Nella recensione del libro inchiesta sui musulmani che in Italia vogliono convertirsi al cristianesimo, abbiamo visto il dramma umano di persone che si sentono emarginate (o addirittura braccate) dalla loro comunità di origine, e non accolte in quella che dovrebbe essere la loro nuova comunità.
E' un dramma anche politico e civile, perché alcune persone non vengono tutelate in una delle libertà umane fondamentali, garantite anche dalla Dichiarazione universale dei diritti dell'uomo adottata dalle Nazioni Unite.
Ed è un dramma che diventa sconfortante leggendo l'intervista che monsignor Walter Ruspi, direttore dell'ufficio catechistico della Cei, ha rilasciato al mensile Jesus (giugno 2006). Alla domanda: "Sul delicato tema delle conversioni dall'islam ci sono indicazioni particolari?", monsignor Ruspi risponde: "Non è un fenomeno uniforme. In Italia non esistono dati certi, ma noi stimiamo in circa il 2-3 per cento gli adulti che chiedono il battesimo. Ci siamo dati linee di comportamento precise: se la persona, immigrata, pensa che la sua presenza nelle nostre realtà sarà provvisoria, gli consigliamo di soprassedere perché abbracciare la fede cristiana sarebbe pericoloso una volta rientrato in un Paese islamico".

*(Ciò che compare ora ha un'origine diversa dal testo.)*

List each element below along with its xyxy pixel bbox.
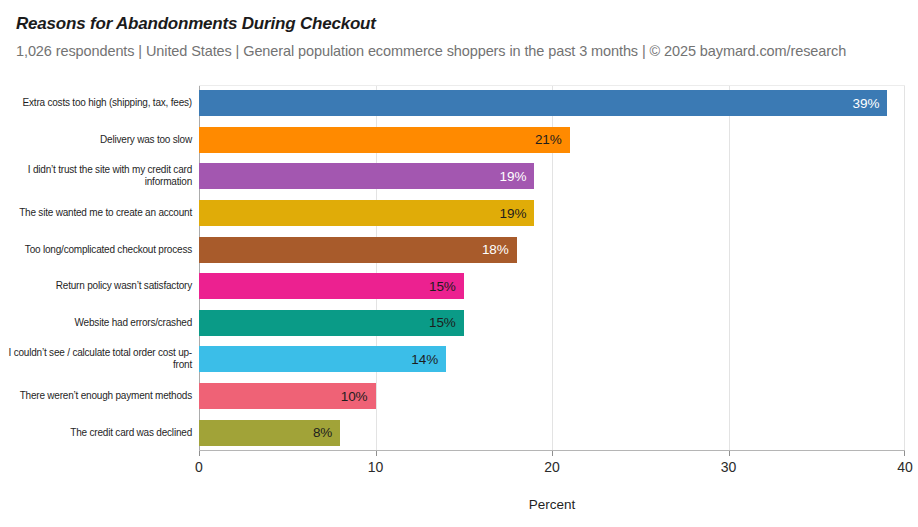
category-label: Too long/complicated checkout process (0, 244, 199, 256)
x-axis-tick-mark (904, 451, 905, 456)
bar-track: 19% (199, 163, 905, 189)
bar-track: 14% (199, 346, 905, 372)
x-axis-tick-label: 30 (721, 459, 737, 475)
bar-rows: Extra costs too high (shipping, tax, fee… (0, 85, 905, 451)
bar-row: I didn’t trust the site with my credit c… (0, 158, 905, 195)
value-label: 21% (535, 132, 570, 147)
x-axis-tick-label: 0 (195, 459, 203, 475)
bar-row: The credit card was declined 8% (0, 414, 905, 451)
bar-track: 21% (199, 127, 905, 153)
value-label: 19% (500, 169, 535, 184)
bar-track: 39% (199, 90, 905, 116)
bar-chart: Extra costs too high (shipping, tax, fee… (0, 85, 918, 527)
bar-row: I couldn’t see / calculate total order c… (0, 341, 905, 378)
category-label: The site wanted me to create an account (0, 207, 199, 219)
bar: 39% (199, 90, 887, 116)
bar-track: 15% (199, 310, 905, 336)
x-axis-tick-label: 10 (368, 459, 384, 475)
x-axis-tick-label: 40 (897, 459, 913, 475)
bar-track: 19% (199, 200, 905, 226)
bar-track: 10% (199, 383, 905, 409)
value-label: 15% (429, 279, 464, 294)
chart-title: Reasons for Abandonments During Checkout (16, 14, 908, 34)
bar: 8% (199, 420, 340, 446)
x-axis: 010203040 (199, 452, 905, 478)
value-label: 14% (411, 352, 446, 367)
category-label: Return policy wasn’t satisfactory (0, 280, 199, 292)
category-label: I didn’t trust the site with my credit c… (0, 164, 199, 188)
bar-row: The site wanted me to create an account 1… (0, 195, 905, 232)
bar: 19% (199, 163, 534, 189)
bar: 19% (199, 200, 534, 226)
bar-row: There weren’t enough payment methods 10% (0, 378, 905, 415)
x-axis-tick-label: 20 (544, 459, 560, 475)
chart-canvas: Reasons for Abandonments During Checkout… (0, 0, 918, 527)
value-label: 18% (482, 242, 517, 257)
category-label: Website had errors/crashed (0, 317, 199, 329)
value-label: 19% (500, 206, 535, 221)
bar-track: 18% (199, 237, 905, 263)
x-axis-tick-mark (552, 451, 553, 456)
bar: 18% (199, 237, 517, 263)
value-label: 8% (313, 425, 340, 440)
x-axis-tick-mark (199, 451, 200, 456)
value-label: 39% (853, 96, 888, 111)
chart-subtitle: 1,026 respondents | United States | Gene… (16, 43, 908, 59)
x-axis-tick-mark (729, 451, 730, 456)
chart-header: Reasons for Abandonments During Checkout… (16, 14, 908, 59)
x-axis-tick-mark (376, 451, 377, 456)
bar-row: Delivery was too slow 21% (0, 122, 905, 159)
bar: 15% (199, 273, 464, 299)
bar-track: 15% (199, 273, 905, 299)
category-label: I couldn’t see / calculate total order c… (0, 347, 199, 371)
bar: 15% (199, 310, 464, 336)
bar-row: Return policy wasn’t satisfactory 15% (0, 268, 905, 305)
x-axis-title: Percent (199, 497, 905, 512)
category-label: The credit card was declined (0, 427, 199, 439)
value-label: 15% (429, 315, 464, 330)
bar: 21% (199, 127, 570, 153)
bar-row: Extra costs too high (shipping, tax, fee… (0, 85, 905, 122)
bar-track: 8% (199, 420, 905, 446)
bar-row: Too long/complicated checkout process 18% (0, 231, 905, 268)
bar: 14% (199, 346, 446, 372)
category-label: There weren’t enough payment methods (0, 390, 199, 402)
bar: 10% (199, 383, 376, 409)
category-label: Delivery was too slow (0, 134, 199, 146)
value-label: 10% (341, 389, 376, 404)
bar-row: Website had errors/crashed 15% (0, 305, 905, 342)
category-label: Extra costs too high (shipping, tax, fee… (0, 97, 199, 109)
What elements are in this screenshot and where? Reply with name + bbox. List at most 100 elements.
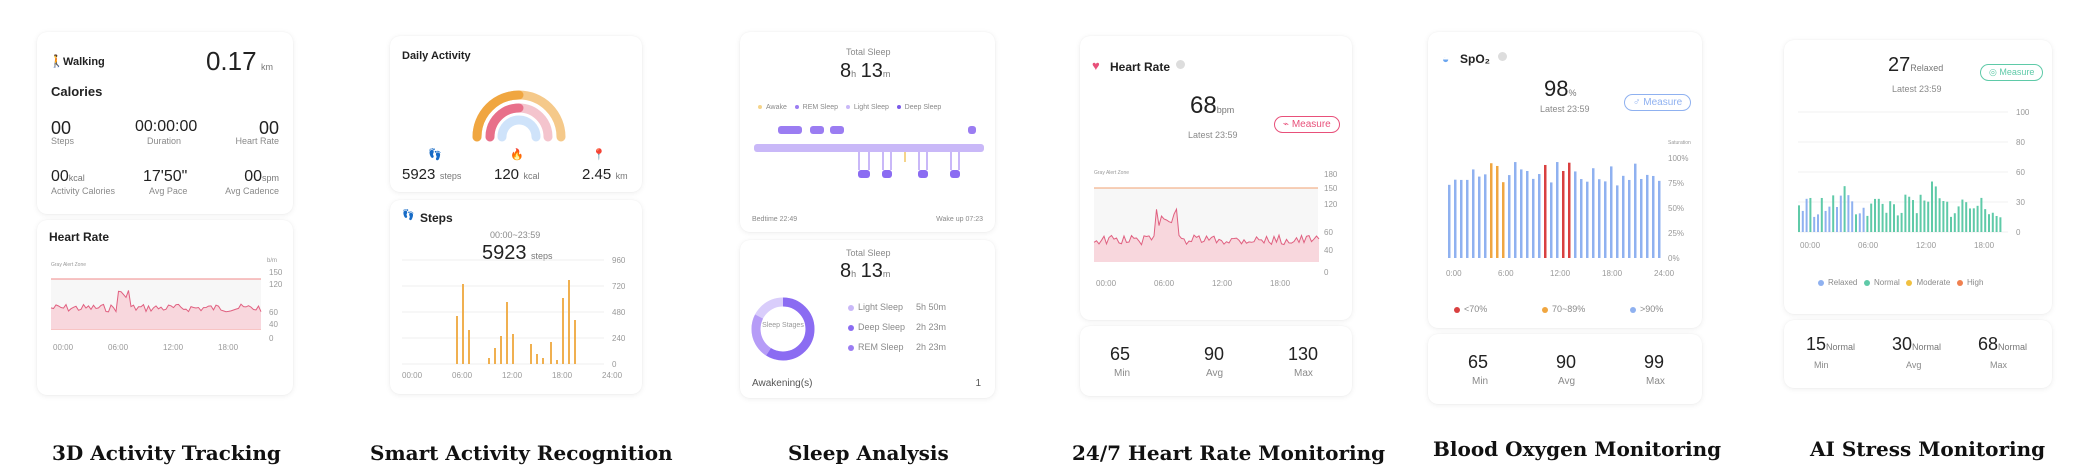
measure-icon: ♂ — [1633, 97, 1641, 108]
stress-bar — [1847, 195, 1850, 232]
transition-line — [958, 152, 960, 170]
stress-bar — [1984, 209, 1987, 232]
stress-bar — [1836, 207, 1838, 232]
x-tick-label: 00:00 — [53, 343, 74, 352]
stress-bar — [1851, 201, 1854, 232]
sleep-donut: Sleep Stages — [751, 297, 815, 361]
rem-block — [968, 126, 976, 134]
step-bar — [536, 354, 538, 364]
steps-label: Steps — [51, 136, 75, 146]
heart-max: 130 — [1288, 344, 1319, 364]
spo2-bar — [1532, 178, 1535, 258]
step-bar — [462, 284, 464, 364]
x-tick-label: 18:00 — [552, 371, 573, 380]
caption-sleep: Sleep Analysis — [788, 441, 949, 465]
stress-bar — [1885, 212, 1888, 232]
stress-min: 15Normal — [1806, 334, 1856, 354]
caption-daily: Smart Activity Recognition — [370, 441, 673, 465]
stress-bar — [1855, 214, 1857, 232]
y-tick-label: 50% — [1668, 204, 1684, 213]
sleep-hypnogram — [754, 126, 984, 178]
spo2-bar — [1586, 181, 1589, 258]
heart-stats-card: 65 Min 90 Avg 130 Max — [1080, 326, 1352, 396]
sleep-legend: Awake REM Sleep Light Sleep Deep Sleep — [758, 104, 941, 111]
x-tick-label: 00:00 — [402, 371, 423, 380]
y-tick-label: 25% — [1668, 229, 1684, 238]
y-tick-label: 120 — [1324, 200, 1338, 209]
stress-bar — [1801, 210, 1804, 232]
stress-min-label: Min — [1814, 360, 1829, 370]
stress-bar — [1798, 205, 1800, 232]
heart-title: Heart Rate — [1110, 60, 1171, 74]
stress-bar — [1988, 214, 1990, 232]
sleep-card: Total Sleep 8h 13m Awake REM Sleep Light… — [740, 32, 995, 232]
y-tick-label: 60 — [2016, 168, 2025, 177]
awakening-label: Awakening(s) — [752, 378, 813, 389]
heart-card: ♥ Heart Rate 68bpm Latest 23:59 ⌁ Measur… — [1080, 36, 1352, 320]
pace-value: 17'50" — [143, 168, 188, 185]
measure-button[interactable]: ⌁ Measure — [1274, 116, 1340, 133]
steps-total: 5923 steps — [482, 242, 553, 264]
step-bar — [562, 298, 564, 364]
stress-bar — [1927, 201, 1930, 232]
spo2-bar — [1502, 182, 1505, 258]
step-bar — [500, 336, 502, 364]
daily-km: 2.45 km — [582, 166, 628, 183]
spo2-title: SpO₂ — [1460, 52, 1490, 66]
y-tick-label: 0 — [2016, 228, 2021, 237]
activity-cal-value: 00kcal — [51, 168, 85, 185]
heart-min-label: Min — [1114, 368, 1131, 379]
daily-title: Daily Activity — [402, 50, 471, 62]
spo2-bar — [1604, 181, 1607, 258]
y-tick-label: 30 — [2016, 198, 2025, 207]
stress-bar — [1950, 216, 1952, 232]
steps-value: 00 — [51, 118, 72, 138]
sleep-total-label: Total Sleep — [846, 47, 891, 57]
spo2-bar — [1508, 175, 1511, 258]
heart-line — [1093, 207, 1320, 246]
transition-line — [890, 152, 892, 170]
y-tick-label: 60 — [269, 308, 278, 317]
spo2-bar — [1556, 162, 1559, 258]
hr-line — [50, 290, 262, 314]
daily-steps: 5923 steps — [402, 166, 462, 183]
heart-area — [1094, 209, 1319, 262]
activity-hr-card: Heart Rate Gray Alert Zone b/m 150 120 60 4… — [37, 220, 293, 395]
spo2-measure-button[interactable]: ♂ Measure — [1624, 94, 1692, 111]
donut-label: Sleep Stages — [762, 322, 804, 329]
steps-range: 00:00~23:59 — [490, 230, 541, 240]
stress-measure-button[interactable]: ◎ Measure — [1980, 64, 2044, 81]
stress-avg: 30Normal — [1892, 334, 1942, 354]
stress-bar — [1881, 203, 1884, 232]
awakening-val: 1 — [975, 378, 981, 389]
stress-bar — [1896, 215, 1899, 232]
stress-bar — [1953, 213, 1956, 232]
transition-line — [882, 152, 884, 170]
step-bar — [456, 316, 458, 364]
x-tick-label: 06:00 — [108, 343, 129, 352]
spo2-max: 99 — [1644, 352, 1665, 372]
y-tick-label: 40 — [269, 320, 278, 329]
measure-icon-2: ◎ — [1989, 67, 1997, 77]
light-band — [754, 144, 984, 152]
stress-bar — [1969, 208, 1971, 232]
spo2-bar — [1646, 174, 1649, 258]
y-tick-label: 720 — [612, 282, 626, 291]
spo2-avg: 90 — [1556, 352, 1577, 372]
step-bar — [488, 358, 490, 364]
caption-spo2: Blood Oxygen Monitoring — [1433, 437, 1722, 461]
stress-bar — [1889, 201, 1892, 232]
stage-rem-val: 2h 23m — [916, 342, 947, 352]
kcal-icon: 🔥 — [510, 149, 524, 161]
spo2-bar — [1466, 179, 1469, 258]
rem-block — [830, 126, 844, 134]
stress-latest: Latest 23:59 — [1892, 84, 1942, 94]
stress-bar — [1915, 213, 1918, 232]
step-bar — [530, 344, 532, 364]
x-tick-label: 06:00 — [452, 371, 473, 380]
stress-bar — [1972, 208, 1975, 232]
stress-bar — [1999, 217, 2002, 232]
y-tick-label: 75% — [1668, 179, 1684, 188]
stress-bar — [1919, 194, 1922, 232]
bedtime: Bedtime 22:49 — [752, 216, 798, 223]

"Gli consigliamo di soprassedere...". Dateci tutte le spiegazioni di questo mondo sulla "cautela", la "prudenza", il "rispetto" (di che cosa?): ma possono tradursi in un capovolgimento del più elementare spirito di accoglienza, oltre che del precetto evangelico: "Andate dunque e ammaestrate tutte le nazioni, battezzandole nel nome del Padre e del Figlio e dello Spirito Santo" (Mt 28,19)? Oltre che buoni "consigli", non siamo in grado di offrire anche aiuto concreto?
Chi bussa alle nostre porte... le troverà sprangate.